The Stealth 700 Gen 2 headset aims to be truly wireless and dongle free, and it absolutely succeeds. While not the first headset in its class to make this claim, the Gen 2 work exactly as advertised. Once I made sure they were charge, I turned on my Xbox One S and pressed the “sync” button on both my console and the headset; after a few moments of searching, the headset connected and I was good to go. No USB dongle to mess with, no cable to connect to my controller. This is the Xbox connectivity I’ve been waiting for from a headset and I’m happy to finally have one of my own. It’s also worth mentioning that every time the headset is powered on, it will tell you what the current battery health is at, which is a feature I hope all headset designers steal from. Knowing ahead of time if my planned 5-hour gaming session is going to get interrupted by a dead headset is worth the price of admission. Speaking of battery life, Turtle Beach claims that the battery will last up to 20 hours. I didn’t use a timer during my various testing scenarios but after a week of use, I have not yet had to charge the headset. Your mileage may vary on this one.

In addition to acting as an Xbox headset, the Stealth 700s also have built-in Bluetooth connectivity that can be used simultaneously; so, if you’re in the middle of a crazy round of Fortnite, or crashing into every tree you find in Forza, you can still hear and answer your phone with the push of a button. No more angry wives yelling at you for missing phone calls! On one occasion, which I was not able to replicate, the Bluetooth function started acting a little strange. While testing with a podcast and walking around my apartment complex, the headset went on an endless loop of telling me that Bluetooth was connected. I had to turn off Bluetooth from my phone, turn it back on, and reconnect to make it stop. It didn’t happen again, but it’s definitely something I’ve never experienced before and hope to not have happen again.

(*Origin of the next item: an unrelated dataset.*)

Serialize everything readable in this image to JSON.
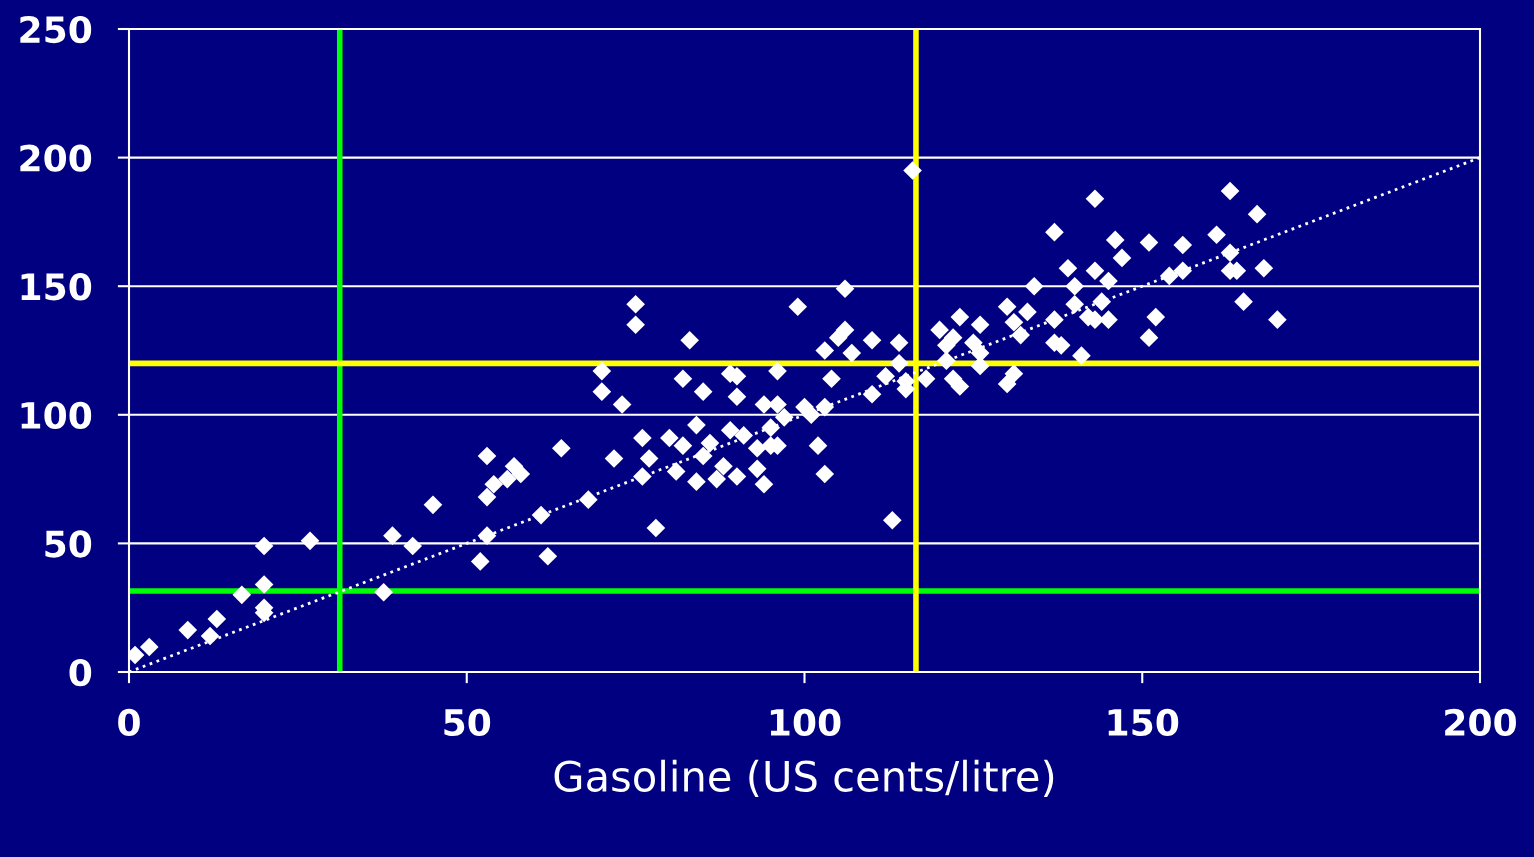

To configure the Stealth 700s, Turtle Beach recommends you download the mobile app on either Apple or Android, which gives you even more control over the functionality. The headset comes with a 2nd volume adjustment which can be set to either control in-game chat separately from in-game audio, it can be set to adjust Bluetooth volume separately from overall console volume, and more. You can also set the equalizer of the headset without needed to connect it to your PC, which is a great addition to anyone looking to fine tune their audio experience beyond what Turtle Beach has preset.

Final Judgement

Having not experienced the initial Stealth 700 generation I can’t compare the Gen 2 its predecessor. I can, however, tell you how these cans stack up against other similarly priced headsets. Within Turtle Beach’s lineup, these are a great alternative to the Elite Atlas Aero headset that Turtle Beach released earlier this year. The Elite Atlas has a more comfortable headband, longer battery life, and better sound profile, but it’s also geared for PC gamers and connects with a USB dongle. That headset is designed to be fine-tuned with a dedicated PC application and does so wonderfully. Where the Stealth 700 Gen shines is in its simplicity. Connecting wirelessly to the Xbox without any USB dongle to worry about is enough to grab my attention, and the included Bluetooth connectivity sets this headset apart from others in the same price range. Aside from the misstep with the headband, and my weird “Bluetooth connected” spam, I am quite pleased with Turtle Beach and would recommend these for any Xbox gamer who is in the market for a new headset to go along with their new Xbox Series S/X, which Turtle Beach promises will be fully compatible.